Alexandre Parafita

Alexandre Parafita

Fausto e o poder de poder dizer

Foi já visivelmente debilitado na sua frágil saúde que Fausto Bordalo Dias (1948-2024), numa entrevista televisiva, ousou pronunciar estas palavras: «Cabo Verde não existiria como país independente, se Portugal não tivesse levado para lá pessoas (…). Muitos países africanos foram mais felizes, infelizmente, com Portugal, do que são agora. Quando uma independência não concorre para a felicidade dos povos, alguma coisa está errada.».

Se outro fosse, que não Fausto, a dizê-lo, quantas vozes não trovejariam no vendaval dos céus político-mediáticos?

Na verdade, só a circunstância de ser um génio permite que assim o diga no desassombro de um jeito que, nos dias de hoje, é comum carimbar como politicamente incorreto. Só ao génio, levando em boa conta o pensamento estético de Kant, é permitido libertar-se dos valores impostos, afrontar consensos.
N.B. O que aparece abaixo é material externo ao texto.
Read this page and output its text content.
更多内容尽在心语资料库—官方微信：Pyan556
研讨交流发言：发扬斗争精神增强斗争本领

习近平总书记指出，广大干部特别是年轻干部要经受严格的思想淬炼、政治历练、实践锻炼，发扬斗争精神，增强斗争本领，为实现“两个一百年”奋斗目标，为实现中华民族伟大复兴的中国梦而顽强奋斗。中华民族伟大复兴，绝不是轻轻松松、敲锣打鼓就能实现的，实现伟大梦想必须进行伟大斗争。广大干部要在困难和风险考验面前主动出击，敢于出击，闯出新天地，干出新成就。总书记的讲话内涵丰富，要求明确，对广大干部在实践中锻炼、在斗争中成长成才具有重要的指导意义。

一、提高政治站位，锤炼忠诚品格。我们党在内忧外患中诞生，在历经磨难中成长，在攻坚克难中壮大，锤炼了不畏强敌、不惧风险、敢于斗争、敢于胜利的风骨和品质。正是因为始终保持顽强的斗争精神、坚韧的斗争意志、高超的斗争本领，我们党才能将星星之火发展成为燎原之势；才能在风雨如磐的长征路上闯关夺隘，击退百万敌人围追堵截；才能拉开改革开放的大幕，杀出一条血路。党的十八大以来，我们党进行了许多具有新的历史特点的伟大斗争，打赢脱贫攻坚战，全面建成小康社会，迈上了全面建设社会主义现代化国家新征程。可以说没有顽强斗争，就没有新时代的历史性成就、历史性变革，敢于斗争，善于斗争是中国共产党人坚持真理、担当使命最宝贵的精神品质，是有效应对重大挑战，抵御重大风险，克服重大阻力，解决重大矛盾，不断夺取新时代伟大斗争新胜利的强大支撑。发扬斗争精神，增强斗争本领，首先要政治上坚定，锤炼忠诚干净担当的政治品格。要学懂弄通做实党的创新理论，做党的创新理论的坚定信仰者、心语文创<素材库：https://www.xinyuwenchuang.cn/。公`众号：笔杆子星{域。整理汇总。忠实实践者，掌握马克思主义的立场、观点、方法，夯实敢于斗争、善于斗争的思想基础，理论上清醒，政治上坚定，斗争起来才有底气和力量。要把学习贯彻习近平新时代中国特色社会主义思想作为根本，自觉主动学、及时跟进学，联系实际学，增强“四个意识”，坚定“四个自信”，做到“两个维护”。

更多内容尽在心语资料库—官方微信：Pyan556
O desvio da regra comum fica-lhe bem, a coragem é mérito. Livre de toda a culpa, o génio é uma espécie de herói que se alavanca na deformidade das normas. Para o homem medíocre, essa deformidade é um erro. Para o génio, não.

 “Eu sou eu e a minha circunstância, e, se não a salvo a ela, não me salvo a mim”, disse o filósofo Ortega y Gasset. Daí que o verdadeiro poder esteja sempre na circunstância do que somos. Primeiro, é preciso saber ser, mais do que saber estar. Saber estar é uma habilidade social, um modelo estratégico de adaptação a diferentes contextos sociais; saber ser é uma imposição de carácter, de autonomia, abnegação. É, pois, um dos requisitos mais poderosos da personalidade humana.

 Uma personalidade que Fausto, figura ímpar e irrepetível, o contador de histórias que pela música e metáfora das palavras pôde recontar alguns dos capítulos mais grandiosos da História de Portugal, consignou em páginas de ouro da música portuguesa.